Cresciuti a vista d'occhio come veri baluardi del risparmio, queste rivendite si contraddistinguono per un rapporto qualità - prezzo che promette sempre di essere adatto ad ogni gusto, ma soprattutto ad ogni portafoglio.
Ma quali sono le differenze fra queste tre tipologie di esercizio commerciale? Come in ogni vademecum che si rispetti, proviamo a dare qualche definizione.

Lo spaccio aziendale, realtà ormai consolidata da decenni nel nostro Paese, è un punto vendita di proprietà del produttore, in locali situati di solito vicino alla stessa fabbrica da cui è uscito il prodotto. Gli spacci sono rivendite delle collezioni passate o delle seconde scelte di una sola marca, quella appunto della fabbrica da cui esce il manufatto. Negli spacci si trova un di tutto un po': collezioni passate, articoli di seconda scelta, prototipi, rimanenze, campionari e capi di abbigliamento che non vengono messi in commercio a causa di qualche piccolo difetto spesso invisibile. Negli spacci aziendali il risparmio è reale e può arrivare anche fino al 50% .

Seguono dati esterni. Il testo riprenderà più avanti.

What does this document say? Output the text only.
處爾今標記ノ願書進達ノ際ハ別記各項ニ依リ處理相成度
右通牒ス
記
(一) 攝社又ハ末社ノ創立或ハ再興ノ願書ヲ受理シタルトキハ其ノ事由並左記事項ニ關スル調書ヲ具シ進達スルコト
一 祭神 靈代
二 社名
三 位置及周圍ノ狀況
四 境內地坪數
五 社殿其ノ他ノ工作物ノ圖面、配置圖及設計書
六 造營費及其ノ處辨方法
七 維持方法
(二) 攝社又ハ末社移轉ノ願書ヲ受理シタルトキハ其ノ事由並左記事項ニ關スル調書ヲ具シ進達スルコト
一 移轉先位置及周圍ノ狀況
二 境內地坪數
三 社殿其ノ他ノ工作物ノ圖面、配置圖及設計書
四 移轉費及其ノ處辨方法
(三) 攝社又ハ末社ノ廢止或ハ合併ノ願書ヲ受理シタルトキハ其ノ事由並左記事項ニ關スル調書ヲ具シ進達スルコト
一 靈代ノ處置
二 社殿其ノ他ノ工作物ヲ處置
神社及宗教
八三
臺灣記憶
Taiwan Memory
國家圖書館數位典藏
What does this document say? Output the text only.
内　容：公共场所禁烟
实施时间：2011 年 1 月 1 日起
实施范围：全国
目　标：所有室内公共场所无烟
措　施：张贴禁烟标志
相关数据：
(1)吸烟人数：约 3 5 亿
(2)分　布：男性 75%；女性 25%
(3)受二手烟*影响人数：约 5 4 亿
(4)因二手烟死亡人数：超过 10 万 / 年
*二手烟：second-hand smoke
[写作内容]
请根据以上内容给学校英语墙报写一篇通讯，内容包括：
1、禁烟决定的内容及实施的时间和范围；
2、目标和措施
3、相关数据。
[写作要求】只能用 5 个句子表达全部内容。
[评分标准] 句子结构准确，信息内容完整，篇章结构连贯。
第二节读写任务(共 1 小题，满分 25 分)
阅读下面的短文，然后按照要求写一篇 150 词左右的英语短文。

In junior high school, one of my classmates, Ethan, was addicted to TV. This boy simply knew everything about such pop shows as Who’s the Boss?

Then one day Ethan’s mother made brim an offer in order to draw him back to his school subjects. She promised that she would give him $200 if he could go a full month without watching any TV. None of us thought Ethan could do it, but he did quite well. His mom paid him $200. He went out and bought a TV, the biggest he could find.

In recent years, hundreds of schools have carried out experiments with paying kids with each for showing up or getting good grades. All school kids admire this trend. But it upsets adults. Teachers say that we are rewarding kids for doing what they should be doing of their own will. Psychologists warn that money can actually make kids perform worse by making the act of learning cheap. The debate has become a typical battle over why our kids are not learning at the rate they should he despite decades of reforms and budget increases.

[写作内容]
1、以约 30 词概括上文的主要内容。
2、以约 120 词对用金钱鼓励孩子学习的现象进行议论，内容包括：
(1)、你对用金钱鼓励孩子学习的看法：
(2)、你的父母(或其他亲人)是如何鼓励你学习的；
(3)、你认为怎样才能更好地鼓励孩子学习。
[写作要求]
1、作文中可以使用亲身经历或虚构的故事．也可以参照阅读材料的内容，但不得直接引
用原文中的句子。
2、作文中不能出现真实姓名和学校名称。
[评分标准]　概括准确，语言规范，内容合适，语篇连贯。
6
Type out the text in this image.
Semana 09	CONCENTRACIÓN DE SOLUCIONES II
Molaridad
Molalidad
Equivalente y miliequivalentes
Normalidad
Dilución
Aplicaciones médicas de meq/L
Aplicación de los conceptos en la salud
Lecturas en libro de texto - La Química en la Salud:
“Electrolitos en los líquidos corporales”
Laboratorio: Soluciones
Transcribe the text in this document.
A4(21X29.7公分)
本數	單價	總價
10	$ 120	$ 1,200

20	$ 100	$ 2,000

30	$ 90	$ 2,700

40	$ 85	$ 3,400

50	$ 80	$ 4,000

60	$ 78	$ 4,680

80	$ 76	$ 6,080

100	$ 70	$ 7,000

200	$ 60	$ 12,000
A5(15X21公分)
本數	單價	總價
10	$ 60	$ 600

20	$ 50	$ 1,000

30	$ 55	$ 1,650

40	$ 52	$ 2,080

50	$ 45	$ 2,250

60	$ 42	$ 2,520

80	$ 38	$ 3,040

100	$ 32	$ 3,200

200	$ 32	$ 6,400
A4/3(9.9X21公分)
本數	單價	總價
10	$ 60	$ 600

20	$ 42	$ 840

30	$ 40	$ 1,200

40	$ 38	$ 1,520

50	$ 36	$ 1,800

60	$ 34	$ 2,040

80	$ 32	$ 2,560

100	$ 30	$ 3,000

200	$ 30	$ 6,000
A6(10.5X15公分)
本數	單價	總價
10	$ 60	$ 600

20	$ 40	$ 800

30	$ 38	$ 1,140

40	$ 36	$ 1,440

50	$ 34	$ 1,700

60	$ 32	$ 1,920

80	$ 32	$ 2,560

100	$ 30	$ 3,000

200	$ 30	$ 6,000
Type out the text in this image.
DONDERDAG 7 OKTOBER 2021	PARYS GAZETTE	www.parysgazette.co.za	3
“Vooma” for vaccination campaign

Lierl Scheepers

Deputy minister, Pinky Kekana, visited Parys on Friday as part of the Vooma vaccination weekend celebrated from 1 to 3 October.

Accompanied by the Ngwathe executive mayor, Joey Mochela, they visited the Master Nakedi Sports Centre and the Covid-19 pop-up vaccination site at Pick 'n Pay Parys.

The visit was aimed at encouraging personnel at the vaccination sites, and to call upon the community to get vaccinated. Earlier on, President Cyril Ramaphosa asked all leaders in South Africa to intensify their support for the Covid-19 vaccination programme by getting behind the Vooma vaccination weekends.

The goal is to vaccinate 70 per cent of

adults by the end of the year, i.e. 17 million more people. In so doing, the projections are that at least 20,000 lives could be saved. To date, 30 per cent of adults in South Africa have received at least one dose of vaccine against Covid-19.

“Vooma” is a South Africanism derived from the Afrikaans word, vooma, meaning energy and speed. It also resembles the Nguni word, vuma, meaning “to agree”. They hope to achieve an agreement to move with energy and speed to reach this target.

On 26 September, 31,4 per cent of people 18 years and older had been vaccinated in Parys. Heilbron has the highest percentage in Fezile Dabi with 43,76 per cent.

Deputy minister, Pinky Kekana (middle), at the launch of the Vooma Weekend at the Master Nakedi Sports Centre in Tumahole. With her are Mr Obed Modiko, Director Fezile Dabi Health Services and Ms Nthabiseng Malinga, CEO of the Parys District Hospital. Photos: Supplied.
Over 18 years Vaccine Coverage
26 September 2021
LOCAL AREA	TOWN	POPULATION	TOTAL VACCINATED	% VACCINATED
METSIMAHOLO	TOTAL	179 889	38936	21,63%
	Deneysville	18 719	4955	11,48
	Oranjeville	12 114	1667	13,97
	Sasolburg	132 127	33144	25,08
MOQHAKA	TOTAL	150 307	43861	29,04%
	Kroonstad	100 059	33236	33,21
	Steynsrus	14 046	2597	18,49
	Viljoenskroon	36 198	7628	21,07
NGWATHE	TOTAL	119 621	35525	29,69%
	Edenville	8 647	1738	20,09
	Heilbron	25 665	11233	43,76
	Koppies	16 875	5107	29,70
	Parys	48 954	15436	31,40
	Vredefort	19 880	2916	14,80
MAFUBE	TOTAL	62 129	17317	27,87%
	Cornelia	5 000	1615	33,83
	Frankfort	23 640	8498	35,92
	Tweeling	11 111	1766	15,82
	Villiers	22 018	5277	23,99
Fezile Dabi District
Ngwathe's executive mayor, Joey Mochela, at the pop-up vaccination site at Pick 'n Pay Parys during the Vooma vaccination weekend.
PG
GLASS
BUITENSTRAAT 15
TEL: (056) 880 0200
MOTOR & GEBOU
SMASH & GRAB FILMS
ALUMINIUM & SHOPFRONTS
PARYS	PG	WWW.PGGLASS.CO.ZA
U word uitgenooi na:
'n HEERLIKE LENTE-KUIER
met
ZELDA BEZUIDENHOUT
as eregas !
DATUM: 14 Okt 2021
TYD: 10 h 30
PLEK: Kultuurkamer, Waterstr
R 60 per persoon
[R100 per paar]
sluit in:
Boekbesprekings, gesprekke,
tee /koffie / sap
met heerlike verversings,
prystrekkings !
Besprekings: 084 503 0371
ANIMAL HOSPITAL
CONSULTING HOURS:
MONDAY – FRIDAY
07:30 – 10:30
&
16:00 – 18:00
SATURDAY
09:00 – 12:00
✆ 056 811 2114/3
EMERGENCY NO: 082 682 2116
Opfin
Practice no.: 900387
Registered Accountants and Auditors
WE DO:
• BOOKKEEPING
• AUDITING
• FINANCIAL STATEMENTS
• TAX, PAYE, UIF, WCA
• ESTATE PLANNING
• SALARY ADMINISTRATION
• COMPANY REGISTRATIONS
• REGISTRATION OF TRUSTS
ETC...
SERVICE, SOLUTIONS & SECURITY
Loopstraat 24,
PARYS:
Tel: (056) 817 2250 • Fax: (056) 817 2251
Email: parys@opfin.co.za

Gli outlet, fino a qualche anno fa identificati come "open space" che vendevano le rimanenze di magazzino di diverse marche (il più delle volte senza le etichette), oggi sono punti vendita dove è possibile acquistare di tutto. Si va dagli accessori alle calzature, dall'abbigliamento di grandi marche a prezzi convenienti, ma anche agli elettrodomestici più recenti. Gli outlet ripropongono collezioni di marca di alcune stagioni precedenti con sconti che partono solitamente dal 30%.
Negli ultimi anni, in seguito alla continua crescita di domanda di prodotti outlet, alcune produzioni di fabbrica nascono e sono destinate a questo canale di distribuzione commerciale. Le ripercussioni di queste nuove produzioni create ad hoc è che il cliente può acquistare prodotti alla moda, ma non riesce più a quantificare il reale risparmio. I commercianti, dal canto loro, parlano di concorrenza sleale, tanto che Confesercenti di Firenze, lo scorsa estate, ha chiesto una legge regionale per disciplinare gli outlet. ''Gli outlet godono di un specie di vuoto normativo che danneggia gli altri negozi e anche i consumatori - ha detto Nico Gronchi, presidente della Confesercenti fiorentina - Se all'inizio, i "factory outlet center", vero nome di questi centri commerciali, sono nati per vendere solo rimanenze e stock di fine stagione, da qualche tempo, invece, accade che fin dall'inizio esista una produzione finalizzata sin dall'origine a questi punti vendita su grande scala''. Se c'è un vuoto normativo in questo senso, tuttavia i diritti dei consumatori, nell'ambito di acquisti effettuati presso un outlet, sono regolarmente tutelati dalla legge per quanto concerne esposizione dei prezzi, trasparenza di sconti ed eventuali difetti della merce, resi, garanzie ecc.

Al contrario degli outlet e degli spacci aziendali, le stock house vengono invece gestite da un commerciante e sono multimarca. Il titolare del punto vendita compra in blocco, a prezzi convenientissimi, intere collezioni, rimanenze, campionari di abbigliamento, accessori, da negozi in chiusura, in via di fallimento o più semplicemente perché gli stessi, hanno sovrascorte in magazzino. In queste rivendite lo sconto va dal 20% al 40%.